セシリアの周囲の人間はセシリアのことを信じられないし、観客も序盤からセシリアの背後から覗き見るような形でしか物語への進入を許されていないため、目の前で起きていることが客観的な事実なのか、あるいはセシリアというフィルターを通して見た妄想なのか判別することができない。

この効果によって観客は現実か妄想かの判別をつけるために映画に終始釘付けになる。


そしてこの見えないということがこの映画の最も重要なキーになっている。『透明人間』という映画だから当たり前だろ!と言われればその通りであるが「見えないこと」は加害の透明性のメタファーとして社会的な風刺と言える。

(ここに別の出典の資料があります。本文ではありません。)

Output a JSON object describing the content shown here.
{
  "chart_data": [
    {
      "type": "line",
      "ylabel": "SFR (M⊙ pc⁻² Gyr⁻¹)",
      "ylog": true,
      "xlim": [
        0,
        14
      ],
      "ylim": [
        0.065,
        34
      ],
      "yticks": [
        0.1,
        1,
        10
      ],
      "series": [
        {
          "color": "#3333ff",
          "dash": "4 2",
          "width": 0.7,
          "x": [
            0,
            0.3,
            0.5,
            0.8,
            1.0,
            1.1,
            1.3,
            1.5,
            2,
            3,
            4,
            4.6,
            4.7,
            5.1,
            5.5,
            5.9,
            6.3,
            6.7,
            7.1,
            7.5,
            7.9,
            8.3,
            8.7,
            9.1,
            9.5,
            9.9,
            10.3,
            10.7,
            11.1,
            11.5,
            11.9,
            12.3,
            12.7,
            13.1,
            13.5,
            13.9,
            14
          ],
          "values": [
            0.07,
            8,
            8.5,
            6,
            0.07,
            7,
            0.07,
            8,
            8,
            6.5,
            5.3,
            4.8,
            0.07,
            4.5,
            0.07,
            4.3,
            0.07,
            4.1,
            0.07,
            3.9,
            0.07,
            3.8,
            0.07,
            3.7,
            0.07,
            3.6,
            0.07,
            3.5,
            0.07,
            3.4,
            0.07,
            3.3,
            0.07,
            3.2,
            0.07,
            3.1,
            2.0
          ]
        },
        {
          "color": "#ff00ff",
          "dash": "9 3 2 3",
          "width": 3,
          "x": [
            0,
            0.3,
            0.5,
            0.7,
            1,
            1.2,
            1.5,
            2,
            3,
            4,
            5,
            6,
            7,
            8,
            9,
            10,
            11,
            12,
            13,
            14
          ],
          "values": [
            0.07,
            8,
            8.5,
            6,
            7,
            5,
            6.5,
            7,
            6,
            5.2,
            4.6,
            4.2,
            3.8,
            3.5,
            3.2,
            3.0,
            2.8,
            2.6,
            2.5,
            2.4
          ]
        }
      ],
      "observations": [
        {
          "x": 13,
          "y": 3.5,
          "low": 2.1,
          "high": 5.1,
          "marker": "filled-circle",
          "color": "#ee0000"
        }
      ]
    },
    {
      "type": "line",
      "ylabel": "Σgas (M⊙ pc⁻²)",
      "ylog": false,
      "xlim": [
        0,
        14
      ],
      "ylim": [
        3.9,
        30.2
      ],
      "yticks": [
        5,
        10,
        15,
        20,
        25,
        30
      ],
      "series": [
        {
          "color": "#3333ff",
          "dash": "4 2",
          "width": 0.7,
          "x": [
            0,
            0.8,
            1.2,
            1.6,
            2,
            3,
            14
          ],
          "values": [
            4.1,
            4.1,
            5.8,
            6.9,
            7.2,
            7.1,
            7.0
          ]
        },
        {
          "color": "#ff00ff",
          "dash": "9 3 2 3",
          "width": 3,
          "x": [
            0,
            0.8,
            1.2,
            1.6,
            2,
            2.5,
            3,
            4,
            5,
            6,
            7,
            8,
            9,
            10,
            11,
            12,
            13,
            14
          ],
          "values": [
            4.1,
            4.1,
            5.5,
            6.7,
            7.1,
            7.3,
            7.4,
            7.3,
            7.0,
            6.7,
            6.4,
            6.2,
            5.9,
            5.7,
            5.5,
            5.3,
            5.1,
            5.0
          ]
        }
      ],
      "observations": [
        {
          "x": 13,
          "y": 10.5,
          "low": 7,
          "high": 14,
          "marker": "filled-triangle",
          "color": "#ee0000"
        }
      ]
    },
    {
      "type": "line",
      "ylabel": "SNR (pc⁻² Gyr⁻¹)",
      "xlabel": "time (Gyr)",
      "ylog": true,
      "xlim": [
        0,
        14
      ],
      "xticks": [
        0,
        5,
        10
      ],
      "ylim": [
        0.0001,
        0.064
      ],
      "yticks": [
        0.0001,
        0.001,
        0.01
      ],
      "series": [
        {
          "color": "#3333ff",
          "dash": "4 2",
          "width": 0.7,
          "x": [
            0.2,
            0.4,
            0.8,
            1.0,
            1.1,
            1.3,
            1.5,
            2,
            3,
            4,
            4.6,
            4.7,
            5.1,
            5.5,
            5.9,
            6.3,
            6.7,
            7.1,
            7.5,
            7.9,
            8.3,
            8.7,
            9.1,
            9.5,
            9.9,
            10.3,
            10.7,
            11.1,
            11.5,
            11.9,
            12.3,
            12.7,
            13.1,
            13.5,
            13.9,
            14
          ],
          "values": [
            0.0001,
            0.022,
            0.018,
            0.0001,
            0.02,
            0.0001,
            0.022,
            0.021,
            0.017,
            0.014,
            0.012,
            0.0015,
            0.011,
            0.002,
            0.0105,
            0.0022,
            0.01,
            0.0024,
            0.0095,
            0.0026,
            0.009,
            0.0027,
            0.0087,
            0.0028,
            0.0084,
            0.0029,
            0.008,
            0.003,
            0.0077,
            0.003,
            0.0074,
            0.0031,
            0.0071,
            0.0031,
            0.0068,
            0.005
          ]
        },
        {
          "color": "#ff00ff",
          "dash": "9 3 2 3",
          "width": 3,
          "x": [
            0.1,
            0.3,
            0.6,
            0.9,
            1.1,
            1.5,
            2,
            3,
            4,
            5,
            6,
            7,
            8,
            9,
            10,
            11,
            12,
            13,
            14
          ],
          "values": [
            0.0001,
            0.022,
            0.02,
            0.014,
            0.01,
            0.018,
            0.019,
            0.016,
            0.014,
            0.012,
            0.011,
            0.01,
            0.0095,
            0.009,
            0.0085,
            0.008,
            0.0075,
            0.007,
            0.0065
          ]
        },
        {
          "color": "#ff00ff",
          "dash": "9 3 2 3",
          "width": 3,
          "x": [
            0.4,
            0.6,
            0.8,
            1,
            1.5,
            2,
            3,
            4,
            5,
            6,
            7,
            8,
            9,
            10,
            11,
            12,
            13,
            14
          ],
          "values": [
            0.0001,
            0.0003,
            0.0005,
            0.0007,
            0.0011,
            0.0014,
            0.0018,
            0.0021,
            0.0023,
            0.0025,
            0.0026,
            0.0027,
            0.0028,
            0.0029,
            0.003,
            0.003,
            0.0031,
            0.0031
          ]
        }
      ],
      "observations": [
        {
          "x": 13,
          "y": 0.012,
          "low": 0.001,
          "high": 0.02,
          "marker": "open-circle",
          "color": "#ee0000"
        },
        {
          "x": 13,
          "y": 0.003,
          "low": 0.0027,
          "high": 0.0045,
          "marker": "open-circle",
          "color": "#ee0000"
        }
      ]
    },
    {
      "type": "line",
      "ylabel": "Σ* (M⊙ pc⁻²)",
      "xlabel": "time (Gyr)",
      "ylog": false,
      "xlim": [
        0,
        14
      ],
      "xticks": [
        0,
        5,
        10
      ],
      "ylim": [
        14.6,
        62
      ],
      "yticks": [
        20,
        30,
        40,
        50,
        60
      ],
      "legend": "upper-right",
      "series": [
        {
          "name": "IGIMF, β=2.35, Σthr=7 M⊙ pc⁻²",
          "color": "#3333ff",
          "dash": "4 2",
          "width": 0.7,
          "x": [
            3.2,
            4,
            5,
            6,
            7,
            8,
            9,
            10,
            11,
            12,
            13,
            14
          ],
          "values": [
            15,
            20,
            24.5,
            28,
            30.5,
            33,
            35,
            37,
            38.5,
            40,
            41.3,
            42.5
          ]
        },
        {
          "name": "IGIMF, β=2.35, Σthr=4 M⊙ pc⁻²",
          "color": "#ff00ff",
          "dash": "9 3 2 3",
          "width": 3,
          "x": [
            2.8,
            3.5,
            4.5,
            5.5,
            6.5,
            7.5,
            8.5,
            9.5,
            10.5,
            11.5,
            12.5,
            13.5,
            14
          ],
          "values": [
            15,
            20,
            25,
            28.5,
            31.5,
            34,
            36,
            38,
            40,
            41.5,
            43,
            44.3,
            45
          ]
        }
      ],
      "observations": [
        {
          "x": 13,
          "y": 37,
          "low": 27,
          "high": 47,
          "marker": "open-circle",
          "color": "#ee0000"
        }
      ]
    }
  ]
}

男性優位の社会で起こる暴力やレイプは後を絶たない。家庭内で起こるDVは発覚しづらいし、恐怖で女性を抑え込んでしまえばいい。満員電車の痴漢は犯人が特定しづらく泣き寝入りすることが少なくない。レイプに関しても「同意があった」と男性が一言言えば不起訴になってしまうような事例は枚挙に暇がない。

このような事例に見られるのは「加害者の透明人間性」だ。暴力や性的加虐に対して犯人は裁かれない、発覚しない、もしくは被害女性の妄想だという世間の目、このような「加害者の透明人間性」がこの作品における「透明人間」なのだ。

透明人間は映画の中だけではない。透明人間性は観客として映画を観ている僕たちもにも向けられている。僕たちは劇場の外に出れば、誰かの叫びを見て見ぬ振りをし、無関心を装い、そんなのは妄想だと嘲笑う透明人間になる。しかし、僕たち透明人間は確かに実在しているのだ。社会の中に無数に蠢く透明人間が。


全く違うタイプの2作品を紹介させていただきました。読んでいただきありがとうございます。